= Songs about Vladimir Putin =

Songs about Vladimir Putin may be placed into two distinct categories. Some of them praise various aspects of his personality, varying from viewing him as sex symbol to praising him as a strong leader. Others criticize Putin and protest against his rule.

==Pro Putin==
Songs of praising type started appearing as soon as Vladimir Putin took the office. An early notable example is the song Takogo, kak Putin! ("[I want] The One Like Putin") by the girl band Singing Together.
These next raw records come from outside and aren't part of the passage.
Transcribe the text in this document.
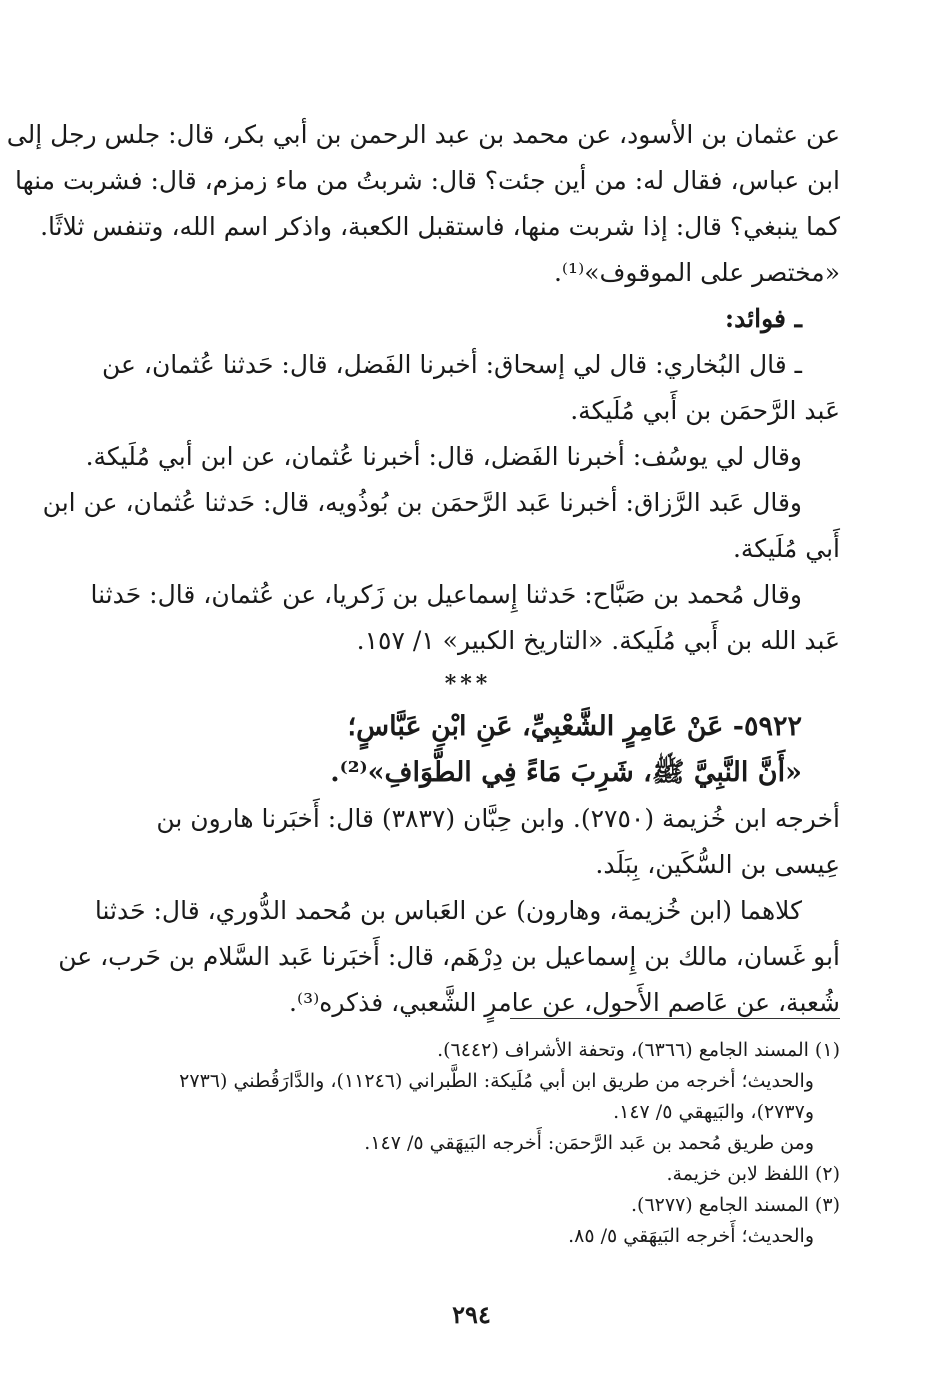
عن عثمان بن الأسود، عن محمد بن عبد الرحمن بن أبي بكر، قال: جلس رجل إلى
ابن عباس، فقال له: من أين جئت؟ قال: شربتُ من ماء زمزم، قال: فشربت منها
كما ينبغي؟ قال: إذا شربت منها، فاستقبل الكعبة، واذكر اسم الله، وتنفس ثلاثًا.
«مختصر على الموقوف»⁽¹⁾.
ـ فوائد:
ـ قال البُخاري: قال لي إسحاق: أخبرنا الفَضل، قال: حَدثنا عُثمان، عن
عَبد الرَّحمَن بن أَبي مُلَيكة.
وقال لي يوسُف: أخبرنا الفَضل، قال: أخبرنا عُثمان، عن ابن أبي مُلَيكة.
وقال عَبد الرَّزاق: أخبرنا عَبد الرَّحمَن بن بُوذُويه، قال: حَدثنا عُثمان، عن ابن
أَبي مُلَيكة.
وقال مُحمد بن صَبَّاح: حَدثنا إِسماعيل بن زَكريا، عن عُثمان، قال: حَدثنا
عَبد الله بن أَبي مُلَيكة. «التاريخ الكبير» ١/ ١٥٧.
***
٥٩٢٢- عَنْ عَامِرٍ الشَّعْبِيِّ، عَنِ ابْنِ عَبَّاسٍ؛
«أَنَّ النَّبِيَّ ﷺ، شَرِبَ مَاءً فِي الطَّوَافِ»⁽²⁾.
أخرجه ابن خُزيمة (٢٧٥٠). وابن حِبَّان (٣٨٣٧) قال: أَخبَرنا هارون بن
عِيسى بن السُّكَين، بِبَلَد.
كلاهما (ابن خُزيمة، وهارون) عن العَباس بن مُحمد الدُّوري، قال: حَدثنا
أبو غَسان، مالك بن إِسماعيل بن دِرْهَم، قال: أَخبَرنا عَبد السَّلام بن حَرب، عن
شُعبة، عن عَاصم الأَحول، عن عامرٍ الشَّعبي، فذكره⁽³⁾.
(١) المسند الجامع (٦٣٦٦)، وتحفة الأشراف (٦٤٤٢).
والحديث؛ أخرجه من طريق ابن أبي مُلَيكة: الطَّبراني (١١٢٤٦)، والدَّارَقُطني (٢٧٣٦
و٢٧٣٧)، والبَيهقي ٥/ ١٤٧.
ومن طريق مُحمد بن عَبد الرَّحمَن: أَخرجه البَيهَقي ٥/ ١٤٧.
(٢) اللفظ لابن خزيمة.
(٣) المسند الجامع (٦٢٧٧).
والحديث؛ أَخرجه البَيهَقي ٥/ ٨٥.
٢٩٤
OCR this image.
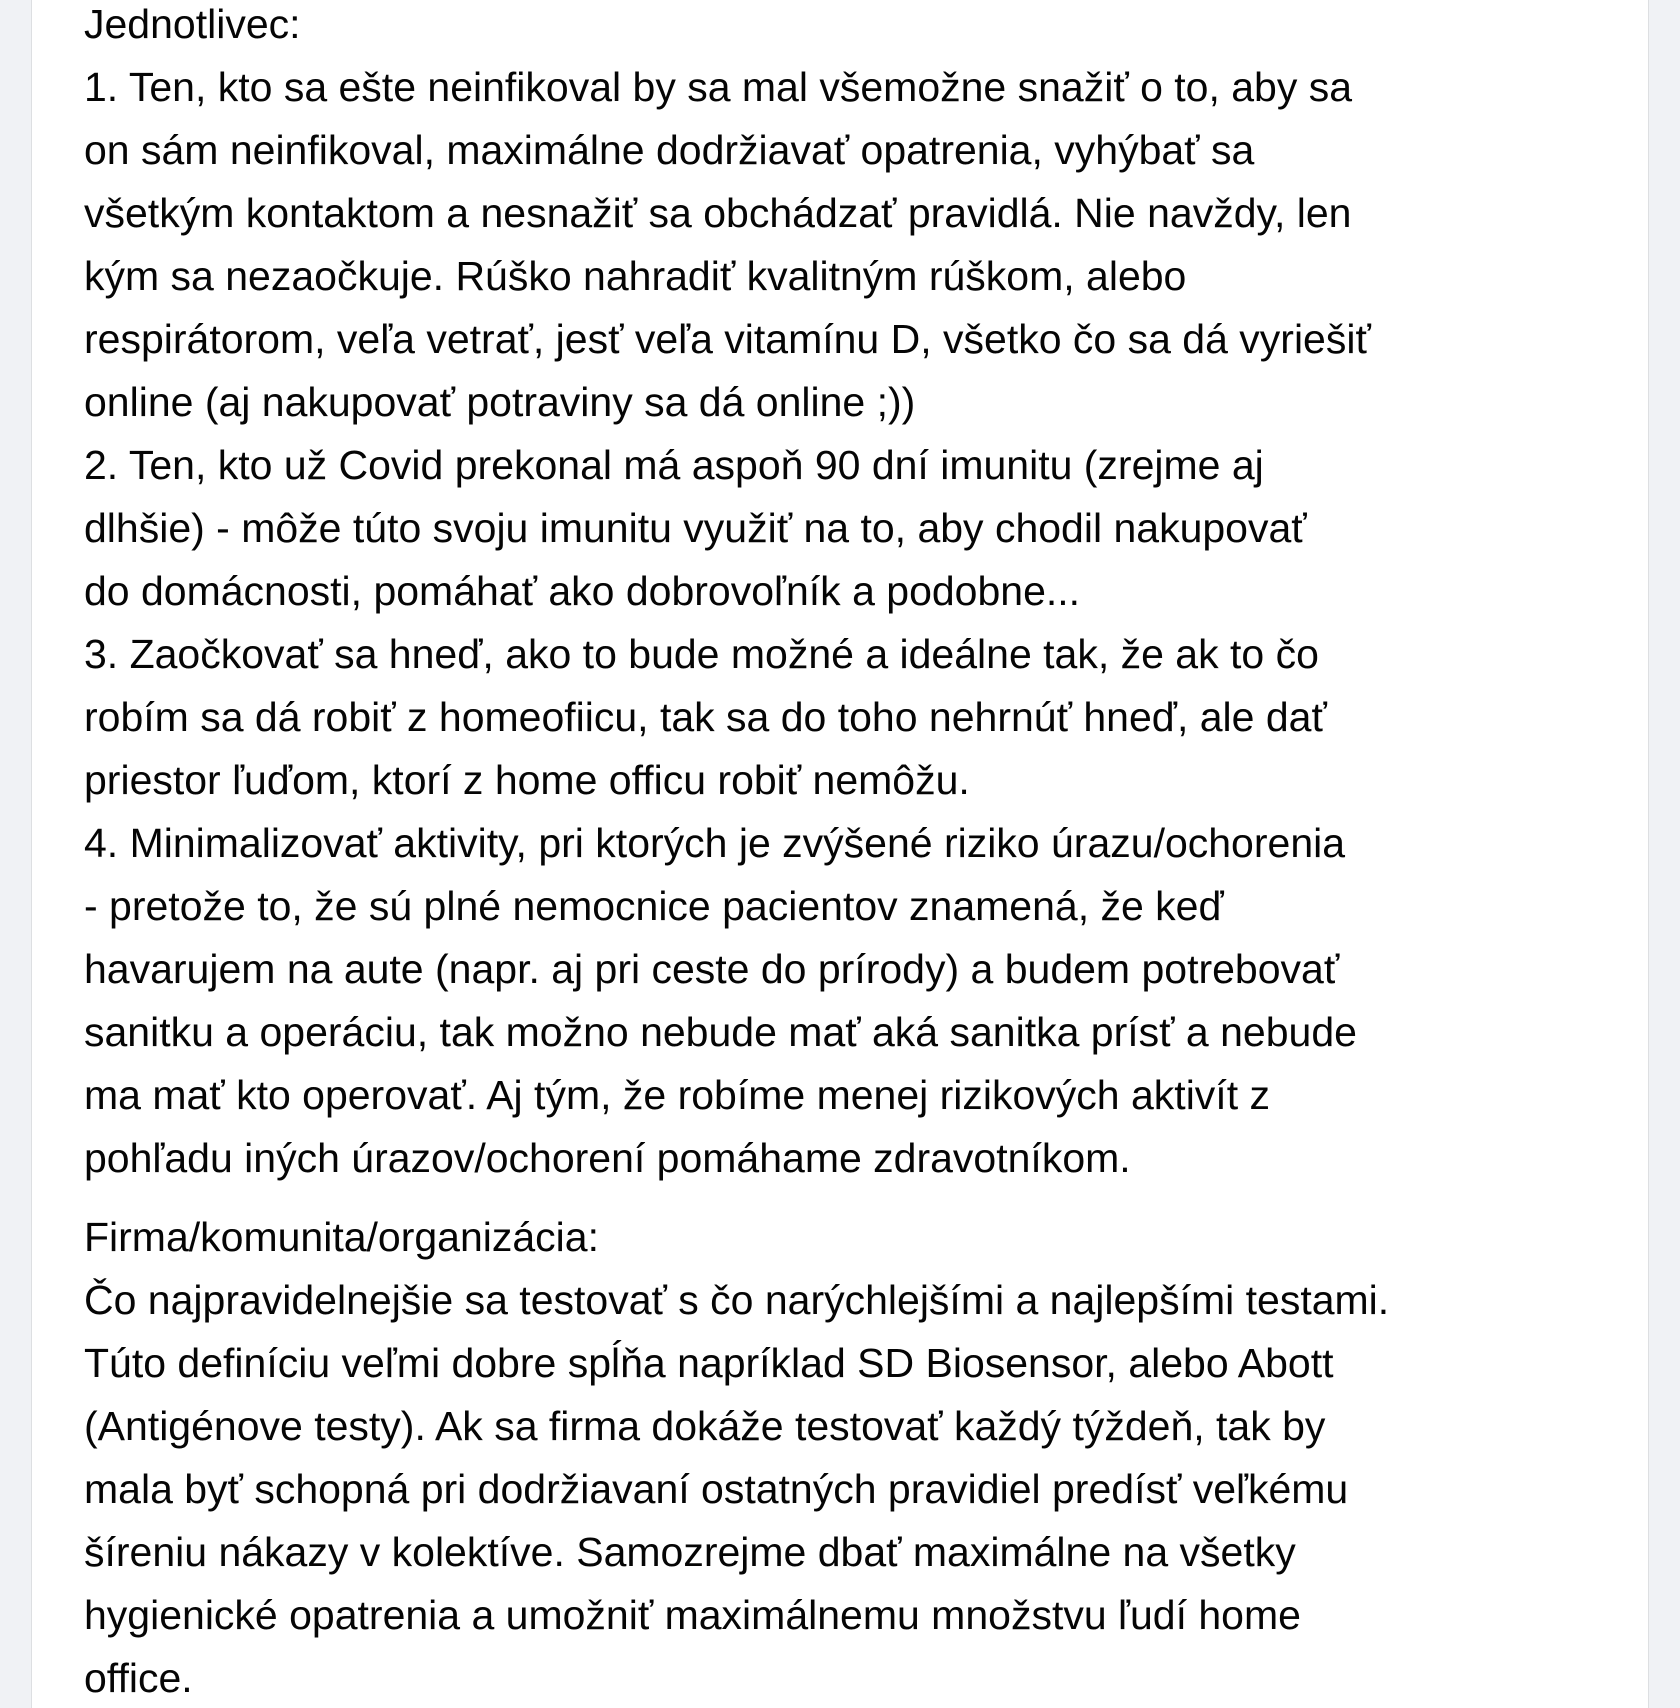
Jednotlivec:
1. Ten, kto sa ešte neinfikoval by sa mal všemožne snažiť o to, aby sa
on sám neinfikoval, maximálne dodržiavať opatrenia, vyhýbať sa
všetkým kontaktom a nesnažiť sa obchádzať pravidlá. Nie navždy, len
kým sa nezaočkuje. Rúško nahradiť kvalitným rúškom, alebo
respirátorom, veľa vetrať, jesť veľa vitamínu D, všetko čo sa dá vyriešiť
online (aj nakupovať potraviny sa dá online ;))
2. Ten, kto už Covid prekonal má aspoň 90 dní imunitu (zrejme aj
dlhšie) - môže túto svoju imunitu využiť na to, aby chodil nakupovať
do domácnosti, pomáhať ako dobrovoľník a podobne...
3. Zaočkovať sa hneď, ako to bude možné a ideálne tak, že ak to čo
robím sa dá robiť z homeofiicu, tak sa do toho nehrnúť hneď, ale dať
priestor ľuďom, ktorí z home officu robiť nemôžu.
4. Minimalizovať aktivity, pri ktorých je zvýšené riziko úrazu/ochorenia
- pretože to, že sú plné nemocnice pacientov znamená, že keď
havarujem na aute (napr. aj pri ceste do prírody) a budem potrebovať
sanitku a operáciu, tak možno nebude mať aká sanitka prísť a nebude
ma mať kto operovať. Aj tým, že robíme menej rizikových aktivít z
pohľadu iných úrazov/ochorení pomáhame zdravotníkom.
Firma/komunita/organizácia:
Čo najpravidelnejšie sa testovať s čo narýchlejšími a najlepšími testami.
Túto definíciu veľmi dobre spĺňa napríklad SD Biosensor, alebo Abott
(Antigénove testy). Ak sa firma dokáže testovať každý týždeň, tak by
mala byť schopná pri dodržiavaní ostatných pravidiel predísť veľkému
šíreniu nákazy v kolektíve. Samozrejme dbať maximálne na všetky
hygienické opatrenia a umožniť maximálnemu množstvu ľudí home
office.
It topped the Russian Music Charts in 2002.

In 2017 a jingoistic song Uncle Vova, we are with you gained a notoriety when a video was popularized in which Anna Kuvychko, then assistant to a State Duma deputy, performed this song with the schoolchildren in military-style uniforms of the cadet class of Volgograd school no. 44

==Contra Putin==
- 2009: We Don't Wanna Put In, a song submitted for a contest to represent Georgia in the Eurovision Song Contest 2009
- 2011: К нам в Холуёво приезжает Путин (K nam v Kholuyovo priyezzhayet Putin, ) by Andrey Makarevich
- In 2012 Russian rock band Rabfak released an ironic song Our Nuthouse Is Voting for Putin (Наш дурдом голосует за Путина, Nash durdom golosuet za Putina). Its line "Why today is yesterday and not tomorrow?" (Pochemu vmesto zavtra segodnia vchera?) was taken by Eliot Borenstein as an epigraph of his study about Soviet nostalgia, Unstuck in Time: On the Post-Soviet Uncanny
- 2013: Evil Heart by Russian rock band Elisium.